Odoric of Pordenone, OFM (1286–1331), also known as Odorico Mattiussi/Mattiuzzi, Odoricus of Friuli or Orderic of Pordenone, was an Italian late-medieval Franciscan friar and missionary explorer. His account of his visit to China was an important source for the account of John Mandeville. Many of the incredible reports in Mandeville have proven to be garbled versions of Odoric's eyewitness descriptions.

Oldradus de Ponte was an Italian jurist born in Lodi, active in the Roman curia in the early fourteenth century. Previously he had taught at the University of Padua.
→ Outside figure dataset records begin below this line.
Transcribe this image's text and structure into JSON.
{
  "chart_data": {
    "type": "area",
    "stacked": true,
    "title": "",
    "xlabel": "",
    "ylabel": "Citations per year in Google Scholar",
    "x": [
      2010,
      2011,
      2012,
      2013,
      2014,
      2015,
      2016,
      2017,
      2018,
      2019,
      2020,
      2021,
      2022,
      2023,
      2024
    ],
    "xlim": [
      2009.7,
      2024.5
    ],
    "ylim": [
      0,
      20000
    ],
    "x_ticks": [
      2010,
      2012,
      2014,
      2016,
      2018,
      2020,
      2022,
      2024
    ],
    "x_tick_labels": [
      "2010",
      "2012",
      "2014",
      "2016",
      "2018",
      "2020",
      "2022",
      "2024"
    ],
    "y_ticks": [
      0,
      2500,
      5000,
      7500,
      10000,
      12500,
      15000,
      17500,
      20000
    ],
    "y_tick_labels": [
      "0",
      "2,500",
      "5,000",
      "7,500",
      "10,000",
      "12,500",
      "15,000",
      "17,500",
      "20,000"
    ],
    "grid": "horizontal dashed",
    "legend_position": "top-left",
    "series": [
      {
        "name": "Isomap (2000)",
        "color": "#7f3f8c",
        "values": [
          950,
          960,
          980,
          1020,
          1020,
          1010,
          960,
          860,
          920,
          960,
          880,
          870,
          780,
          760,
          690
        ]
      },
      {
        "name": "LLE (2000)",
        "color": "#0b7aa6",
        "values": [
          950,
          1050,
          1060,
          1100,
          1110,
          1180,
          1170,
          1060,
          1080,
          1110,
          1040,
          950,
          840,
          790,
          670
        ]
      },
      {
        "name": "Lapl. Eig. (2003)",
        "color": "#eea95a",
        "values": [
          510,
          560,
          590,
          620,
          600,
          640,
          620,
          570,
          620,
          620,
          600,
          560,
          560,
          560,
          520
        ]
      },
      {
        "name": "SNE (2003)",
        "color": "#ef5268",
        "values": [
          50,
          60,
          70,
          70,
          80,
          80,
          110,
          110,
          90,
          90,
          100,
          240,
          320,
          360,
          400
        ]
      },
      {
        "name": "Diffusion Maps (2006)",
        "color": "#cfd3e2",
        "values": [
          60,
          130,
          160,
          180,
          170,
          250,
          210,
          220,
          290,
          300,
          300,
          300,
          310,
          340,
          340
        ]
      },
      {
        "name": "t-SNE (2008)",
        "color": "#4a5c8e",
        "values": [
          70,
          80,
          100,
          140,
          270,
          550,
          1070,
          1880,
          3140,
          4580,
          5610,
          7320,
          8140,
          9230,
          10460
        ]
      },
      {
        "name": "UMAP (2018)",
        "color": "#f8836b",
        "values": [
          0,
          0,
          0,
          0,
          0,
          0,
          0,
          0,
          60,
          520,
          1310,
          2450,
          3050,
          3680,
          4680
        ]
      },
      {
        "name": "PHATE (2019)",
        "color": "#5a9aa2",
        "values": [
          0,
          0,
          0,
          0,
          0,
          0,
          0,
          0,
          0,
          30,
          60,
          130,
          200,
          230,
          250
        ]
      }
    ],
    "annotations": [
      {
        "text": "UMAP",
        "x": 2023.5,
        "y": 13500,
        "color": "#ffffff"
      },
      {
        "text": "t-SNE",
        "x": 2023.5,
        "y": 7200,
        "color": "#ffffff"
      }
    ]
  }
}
According to Joseph Canning he was an authority in both canon law and civil law, and his consilia are the earliest surviving ones.

Paul of Venice was a Catholic philosopher, theologian, logician and metaphysician of the Order of Saint Augustine.

Francesco Petrarca, commonly anglicized as Petrarch, was an Aretine scholar and poet during the early Italian Renaissance, and one of the earliest humanists.

Cino da Pistoia was an Italian jurist and poet.

Marco Polo was a Venetian merchant, explorer, and writer who travelled through Asia along the Silk Road between 1271 and 1295. His travels are recorded in The Travels of Marco Polo, a book that described to Europeans the then mysterious culture and inner workings of the Eastern world, including the wealth and great size of the Mongol Empire and China in the Yuan Dynasty, giving their first comprehensive look into China, Persia, India, Japan and other Asian cities and countries.
Saint Bernardo Tolomei was an Italian Roman Catholic theologian and the founder of the Congregation of the Blessed Virgin of Monte Oliveto. In the Roman Martyrology he is commemorated on August 20, but in the Benedictine calendar his optional memorial is celebrated on the previous day.

Turisanus de Turisanis was the Latin name of Pietro Torrigiano de' Torrigiani, a theoretical physician from a well-known Florentine family who taught medicine in Paris, c. 1305–19, and wrote an elaborated and influential series of commentaries on Galen's Microtechni, Plusquam commentum in Microtechni Galenii and a shorter De hypostasi urine Galeni. The two commentaries, all that survives of Torrigiani's output, were printed together by Ugo Rugerius in 1489, and in several later editions, both incunabula and 16th-century printings. The work took the conventional form of the set of quaestiones disputatae familiar in Scholasticism.

Guido da Vigevano or Guido da Vigevano da Pavia was an Italian physician and inventor. He is notable for his sketchbook Texaurus regis Francie, a catalog of military equipment, and his Anothomia Philippi Septimi, an illustrated work on dissection. Each provides insight into the state of medieval technology and medicine. As an inventor, Guido can be regarded as a distant forerunner of later Renaissance artist-engineers like Taccola, Francesco di Giorgio Martini and Leonardo da Vinci. As an anatomist, Guido documents the practices of the fourteenth-century Bolognese school and its esteemed doctor Mondino de Luzzi.

Bonifazio Vitalini was an Italian jurist. It is now supposed that his name has become attached to works of Bonifacius Antelmi, somewhat earlier, and others. These attributions came with the era of printing.